Life In A Constant Stream Of Emails And Meetings

My colleague Nick wrote a post today about his productivity system. Nick’s system is way more elaborate than mine, but everyone has to find their own way of getting things done.

What I found most interesting about Nick’s post is what I put in the headline of this post. Our jobs at USV are a constant stream of emails, many of them hoping to get into the constant stream of meetings we take.

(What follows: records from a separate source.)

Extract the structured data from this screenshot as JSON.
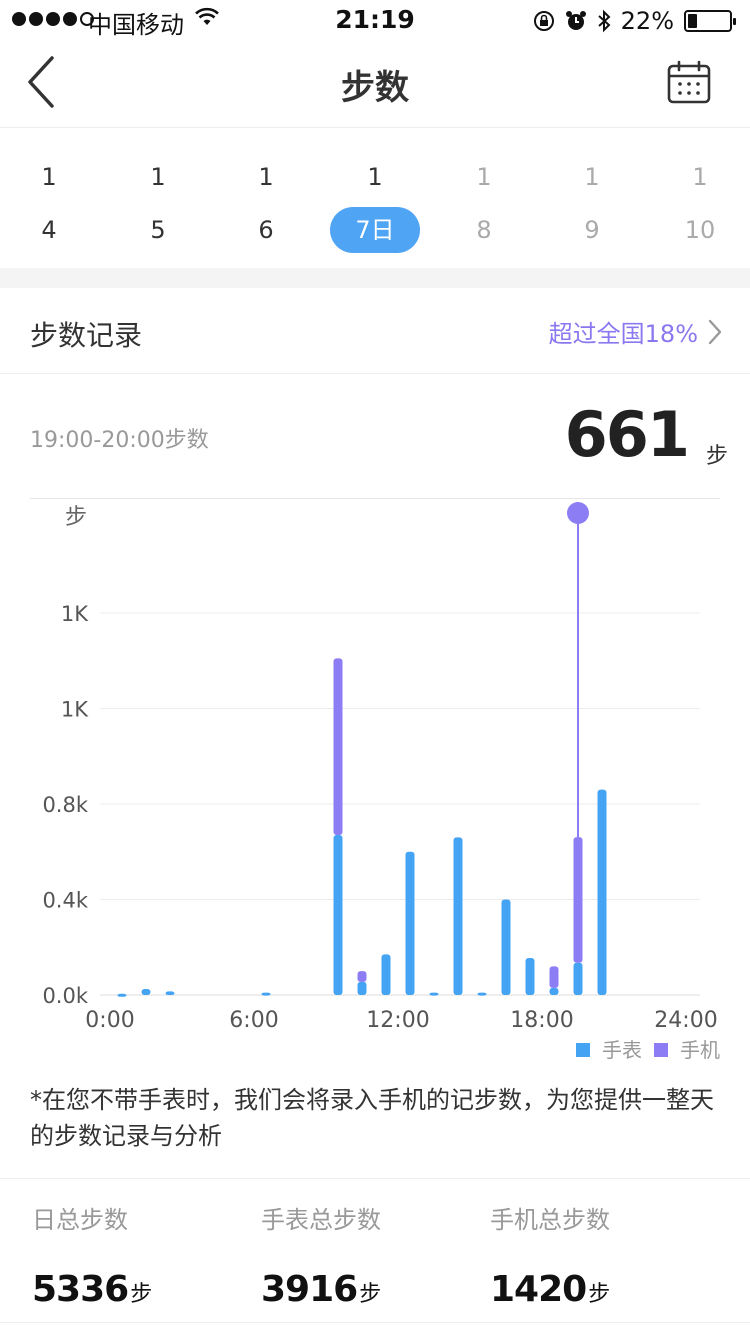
{
  "status_bar": {
    "carrier": "中国移动",
    "time": "21:19",
    "battery_percent": "22%",
    "battery_level": 0.22
  },
  "nav": {
    "title": "步数"
  },
  "dates": [
    {
      "month": "1",
      "day": "4",
      "state": "past"
    },
    {
      "month": "1",
      "day": "5",
      "state": "past"
    },
    {
      "month": "1",
      "day": "6",
      "state": "past"
    },
    {
      "month": "1",
      "day": "7日",
      "state": "active"
    },
    {
      "month": "1",
      "day": "8",
      "state": "future"
    },
    {
      "month": "1",
      "day": "9",
      "state": "future"
    },
    {
      "month": "1",
      "day": "10",
      "state": "future"
    }
  ],
  "record": {
    "label": "步数记录",
    "compare": "超过全国18%"
  },
  "selected": {
    "range": "19:00-20:00步数",
    "value": "661",
    "unit": "步"
  },
  "chart_data": {
    "type": "bar",
    "stacked": true,
    "ylabel": "步",
    "yticks": [
      "0.0k",
      "0.4k",
      "0.8k",
      "1K",
      "1K"
    ],
    "ytick_values": [
      0,
      400,
      800,
      1200,
      1600
    ],
    "ylim": [
      0,
      1600
    ],
    "xticks": [
      "0:00",
      "6:00",
      "12:00",
      "18:00",
      "24:00"
    ],
    "xtick_values": [
      0,
      6,
      12,
      18,
      24
    ],
    "xlim": [
      0,
      24
    ],
    "x": [
      0,
      1,
      2,
      6,
      9,
      10,
      11,
      12,
      13,
      14,
      15,
      16,
      17,
      18,
      19,
      20
    ],
    "series": [
      {
        "name": "手表",
        "color": "#45a3f4",
        "values": [
          5,
          25,
          15,
          10,
          670,
          55,
          170,
          600,
          10,
          660,
          10,
          400,
          155,
          30,
          135,
          860
        ]
      },
      {
        "name": "手机",
        "color": "#8c7df4",
        "values": [
          0,
          0,
          0,
          0,
          740,
          45,
          0,
          0,
          0,
          0,
          0,
          0,
          0,
          90,
          526,
          0
        ]
      }
    ],
    "highlight_x": 19,
    "grid": true,
    "legend": "bottom-right"
  },
  "note": "*在您不带手表时，我们会将录入手机的记步数，为您提供一整天的步数记录与分析",
  "totals": [
    {
      "label": "日总步数",
      "value": "5336",
      "unit": "步"
    },
    {
      "label": "手表总步数",
      "value": "3916",
      "unit": "步"
    },
    {
      "label": "手机总步数",
      "value": "1420",
      "unit": "步"
    }
  ]
}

Nick put it this way in his post:

at the end of the day it all boils down to a single strategy: getting things into my calendar.  The other main thing I try to solve for is simply not forgetting things.  I live in a constant stream of emails and meetings, and it’s easy to forget something important.  So a goal here is to help ensure that I don’t forget things and ultimately, that I’m focused on the most important thing most of the time.

Nick mentions my strategy of putting everything that I must do in a given day/week/month into my calendar so that it gets done. That works incredibly well for me and is really my only productivity tool.

Nick also mentions our partner Albert’s email technique which I have always wanted to implement and some day will:

 Albert has a system, which seems to work for him, which is: using a set of predefined gmail filters, clear the inbox daily.  Not the entire inbox, but a few filtered versions (family, USV team, his portfolio companies).

I very much like Albert’s approach. It requires writing the right stored queries (gmail filters) and then keeping them up to date (which is the part that gives me pause). But it makes a ton of sense to try to get to inbox zero on the most important parts of your life vs trying to get to inbox zero on everything.

No matter how you do it, you have to find a way not to drop balls, certainly the most important balls. And that is easy to do when you are in meetings from 7am to 5pm like I will be today.

So whether it is Nick’s approach, mine, Albert’s, or your own, having a system is key. I think it is less important what your system is than having one and sticking to it.